Models can also help optimize longstanding enterprises. UBS estimates predictive modeling and AI will generate 4% cost-savings for banks by 2020. Research by MIT’s Andrew McAfee and Erik Brynjolfsson found companies that integrate analytics with their operations are about 6% more profitable and productive than their peers. Those percentages compound.
For all their recent progress, predictive models are the continuation of a long trend. Businesses have always tried to better understand market dynamics and maximize profitability in an uncertain world. Life insurance companies employed actuarial tables in the late 17th century (the first table was co-created by Edmond Halley, of Halley’s comet fame) to predict premiums. Quantitative investors have been using models to forecast market movements for decades. And one of the first great breakthroughs in public sanitation, following a widespread cholera outbreak in mid-19th century London, was precipitated by an early application of data science.

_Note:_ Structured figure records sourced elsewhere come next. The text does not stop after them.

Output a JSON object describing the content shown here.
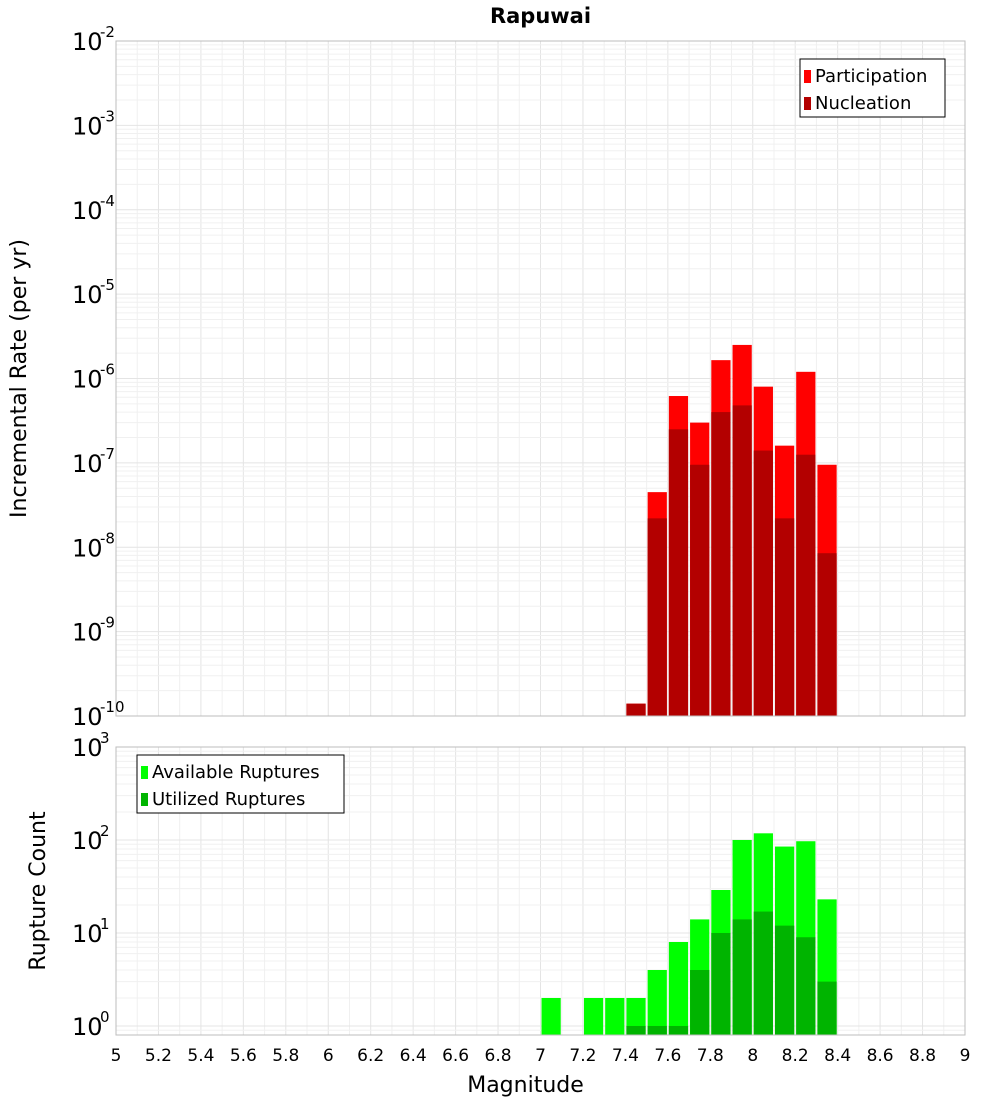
{
  "chart_data": [
    {
      "type": "bar",
      "title": "Rapuwai",
      "ylabel": "Incremental Rate (per yr)",
      "xlim": [
        5,
        9
      ],
      "ylim": [
        1e-10,
        0.01
      ],
      "yscale": "log",
      "y_tick_exponents": [
        "-10",
        "-9",
        "-8",
        "-7",
        "-6",
        "-5",
        "-4",
        "-3",
        "-2"
      ],
      "grid": true,
      "legend_position": "top-right",
      "bar_width": 0.1,
      "series": [
        {
          "name": "Participation",
          "color": "#ff0000",
          "x": [
            7.45,
            7.55,
            7.65,
            7.75,
            7.85,
            7.95,
            8.05,
            8.15,
            8.25,
            8.35
          ],
          "values": [
            1.4e-10,
            4.5e-08,
            6.2e-07,
            3e-07,
            1.65e-06,
            2.5e-06,
            8e-07,
            1.6e-07,
            1.2e-06,
            9.5e-08
          ]
        },
        {
          "name": "Nucleation",
          "color": "#b30000",
          "x": [
            7.45,
            7.55,
            7.65,
            7.75,
            7.85,
            7.95,
            8.05,
            8.15,
            8.25,
            8.35
          ],
          "values": [
            1.4e-10,
            2.2e-08,
            2.5e-07,
            9.5e-08,
            4e-07,
            4.8e-07,
            1.4e-07,
            2.2e-08,
            1.25e-07,
            8.5e-09
          ]
        }
      ]
    },
    {
      "type": "bar",
      "xlabel": "Magnitude",
      "ylabel": "Rupture Count",
      "xlim": [
        5,
        9
      ],
      "ylim": [
        0.8,
        1000
      ],
      "yscale": "log",
      "y_tick_exponents": [
        "0",
        "1",
        "2",
        "3"
      ],
      "x_ticks": [
        "5",
        "5.2",
        "5.4",
        "5.6",
        "5.8",
        "6",
        "6.2",
        "6.4",
        "6.6",
        "6.8",
        "7",
        "7.2",
        "7.4",
        "7.6",
        "7.8",
        "8",
        "8.2",
        "8.4",
        "8.6",
        "8.8",
        "9"
      ],
      "grid": true,
      "legend_position": "top-left",
      "bar_width": 0.1,
      "series": [
        {
          "name": "Available Ruptures",
          "color": "#00ff00",
          "x": [
            7.05,
            7.25,
            7.35,
            7.45,
            7.55,
            7.65,
            7.75,
            7.85,
            7.95,
            8.05,
            8.15,
            8.25,
            8.35
          ],
          "values": [
            2,
            2,
            2,
            2,
            4,
            8,
            14,
            29,
            100,
            118,
            85,
            97,
            23
          ]
        },
        {
          "name": "Utilized Ruptures",
          "color": "#00b400",
          "x": [
            7.45,
            7.55,
            7.65,
            7.75,
            7.85,
            7.95,
            8.05,
            8.15,
            8.25,
            8.35
          ],
          "values": [
            1,
            1,
            1,
            4,
            10,
            14,
            17,
            12,
            9,
            3
          ]
        }
      ]
    }
  ]
}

If models are so powerful, why isn’t every company using them? To begin with, it’s a hard fight to get access to the best data science talent. It’s also taxing. Building a single predictive model — or five, or fifteen — won’t guarantee that a business becomes more efficient or profitable. Nor will hiring a few data scientists. It took more than a webmaster and a website in the late 1990s for a company to be cutting-edge — dotcom founders had to build an entirely new organizational capability. The same holds true for predictive models today. To achieve results takes time, money and a commitment to treat data science with the same level of respect as sales, marketing and engineering.
Data science can also lead to unintended consequences. Knight Capital, a high-frequency trading firm, lost $440 million in less than an hour because of a faulty update to a trading model in August 2012. Some question the morality of models. The author and data scientist Cathy O’Neil has argued that models can be biased and discriminatory — automatically denying someone a loan because of their zip code, for example.

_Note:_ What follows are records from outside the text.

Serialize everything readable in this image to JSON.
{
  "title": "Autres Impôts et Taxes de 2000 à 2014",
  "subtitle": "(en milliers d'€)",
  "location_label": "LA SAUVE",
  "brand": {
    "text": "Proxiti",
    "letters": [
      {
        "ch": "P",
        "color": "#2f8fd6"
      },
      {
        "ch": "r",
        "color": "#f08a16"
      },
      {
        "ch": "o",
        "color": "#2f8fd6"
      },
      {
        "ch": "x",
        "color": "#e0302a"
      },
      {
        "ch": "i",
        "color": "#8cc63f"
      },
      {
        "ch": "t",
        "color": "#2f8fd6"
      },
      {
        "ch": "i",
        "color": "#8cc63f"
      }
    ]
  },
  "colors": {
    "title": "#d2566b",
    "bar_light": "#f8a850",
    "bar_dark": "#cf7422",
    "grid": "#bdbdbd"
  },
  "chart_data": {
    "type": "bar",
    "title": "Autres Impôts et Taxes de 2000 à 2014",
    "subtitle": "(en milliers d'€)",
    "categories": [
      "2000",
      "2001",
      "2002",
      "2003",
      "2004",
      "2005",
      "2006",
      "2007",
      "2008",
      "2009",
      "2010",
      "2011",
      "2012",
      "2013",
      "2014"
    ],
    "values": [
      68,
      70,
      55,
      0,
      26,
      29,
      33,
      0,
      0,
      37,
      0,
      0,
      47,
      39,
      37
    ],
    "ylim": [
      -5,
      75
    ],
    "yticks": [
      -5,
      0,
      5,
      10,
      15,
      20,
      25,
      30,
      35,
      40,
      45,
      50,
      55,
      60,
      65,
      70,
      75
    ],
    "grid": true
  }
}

Predictive models are therefore understandably hard to do well. But companies must make the investment to do so in the short term or face extinction in the long. Many established companies are rushing to bottle the genie. Boeing is applying data science to improve its massive supply chain. Amazon’s Jeff Bezos wrote in a 2016 letter to shareholders that models drove “demand forecasting, product search ranking, product and deals recommendations, merchandising placements, fraud detection, translations, and much more” — the core Amazon experience, in other words. For Netflix, data science is worth an estimated $1 billion a year and drives 80% of its content consumption. For Uber and Lyft, efficient routing of their fleets has helped them run rings around the taxi companies.
Three years ago former Cisco Chairman and CEO John Chambers boldly predicted that more than 40% of businesses would disappear over the next decade. The pace of technological change is staggering, and collecting data is easy. Understanding the data is hard. Corporate leaders who fail to fuel competency in data science risk finding themselves in that 40%.